Then there are those who should be fined. I recently went to lunch at a nice Asian restaurant that offered both dine-in and takeaway and was horrified to see that even table-service meals were served in plastic containers. Sadly, I was also accustomed to the sight, having driven across Middle America, where everything is served in plastic — even in some bars.

It boils down to the fact we all need help. There are many disposable products made of plastics substitutes such as palm leaf, sugarcane fibre and cornstarch, but they are expensive and not readily available. Perhaps they need to be subsidised by government?

There needs to be incentives — and their corollary, penalties — encouraging people to drink their shot of coffee or orange juice quickly at a counter as they do in Europe. And we should protest against manufacturers who use excessive packaging.

We need help to do the right thing or else bin guilt, like landfill, will not go away.

Bruce

Bruce

So your solution to bin guilt (sort of like transgender choices and anxiety) is to have a purple bin?

In support of GLT/whatever I suggest a spectrum of bins in all rainbow colours.

Naturally there would be a choice of what goes in to any particular bin because it is our right to choose.

Meanwhile, back in the real world, I throw what I like into any bin, employ private contractors to dispose of it and ignore dopey council regulations dreamed up by raging lefty greens.  Imagine the waste of washing garbage, then having it transported in large diesel trucks, sorted, shipped to who knows where and try to cost justify that nonsense!

Charles

Charles

@Bruce  God, man, she’s only talking about washing a few glass and plastic items which have unused whatever in them! I do the same. So what? Some people here obviously couldn’t give a rats about re-using the materials like plastic, glass, and metals, particularly plastic, which are used to store all those consumer goodies. Just incinerate the whole lot to generate power for all those electronic devices! You can never have enough power, can you? Frankly, I’m a fastidious recycler because I remember a time, only a few decades ago, when our world didn’t have all this stuff, And, you know what, I detest The Greens, even though some of their beliefs and mine might coincide. Why I even try to ensure those small, square, tags used to seal plastic bread bags get another life as plastic whatever. Reincarnation, that’s it!

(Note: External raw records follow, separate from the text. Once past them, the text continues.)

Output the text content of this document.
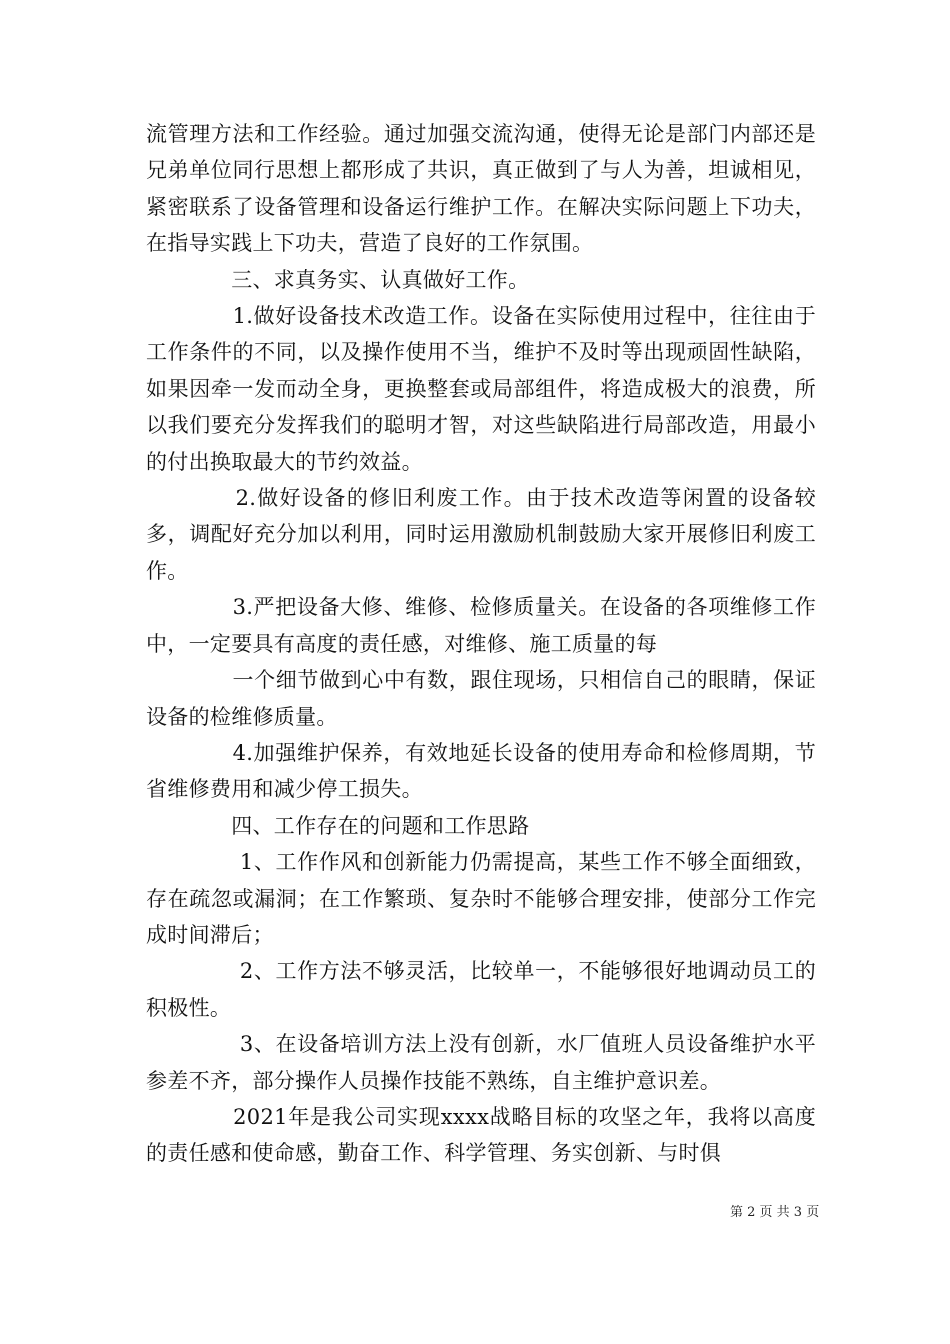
流管理方法和工作经验。通过加强交流沟通，使得无论是部门内部还是兄弟单位同行思想上都形成了共识，真正做到了与人为善，坦诚相见，紧密联系了设备管理和设备运行维护工作。在解决实际问题上下功夫，在指导实践上下功夫，营造了良好的工作氛围。

　　　　三、求真务实、认真做好工作。

　　　　1.做好设备技术改造工作。设备在实际使用过程中，往往由于工作条件的不同，以及操作使用不当，维护不及时等出现顽固性缺陷，如果因牵一发而动全身，更换整套或局部组件，将造成极大的浪费，所以我们要充分发挥我们的聪明才智，对这些缺陷进行局部改造，用最小的付出换取最大的节约效益。

　　　　2.做好设备的修旧利废工作。由于技术改造等闲置的设备较多，调配好充分加以利用，同时运用激励机制鼓励大家开展修旧利废工作。

　　　　3.严把设备大修、维修、检修质量关。在设备的各项维修工作中，一定要具有高度的责任感，对维修、施工质量的每

　　　　一个细节做到心中有数，跟住现场，只相信自己的眼睛，保证设备的检维修质量。

　　　　4.加强维护保养，有效地延长设备的使用寿命和检修周期，节省维修费用和减少停工损失。

　　　　四、工作存在的问题和工作思路

　　　　 1、工作作风和创新能力仍需提高，某些工作不够全面细致，存在疏忽或漏洞；在工作繁琐、复杂时不能够合理安排，使部分工作完成时间滞后；

　　　　 2、工作方法不够灵活，比较单一，不能够很好地调动员工的积极性。

　　　　 3、在设备培训方法上没有创新，水厂值班人员设备维护水平参差不齐，部分操作人员操作技能不熟练，自主维护意识差。

　　　　2021年是我公司实现xxxx战略目标的攻坚之年，我将以高度的责任感和使命感，勤奋工作、科学管理、务实创新、与时俱

第 2 页 共 3 页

I reckon some here could do worse than read Milton Friedman’s “I Pencil” available online just to get some idea of all that goes into making humble objects like pencils, bread bag tags, and their like. It’s really quite short and, apart from being a magnificent explication of capitalism, might spark some respect, as it did in me, for all the stuff in our modern lives we would have no hope of making if we were living alone on a desert island.

Bernard

Bernard

Stone me…Ruth washes the garbage? That is insane. We need less recycling, not more. Garbage should be incinerated and electricity produced as useful by-product.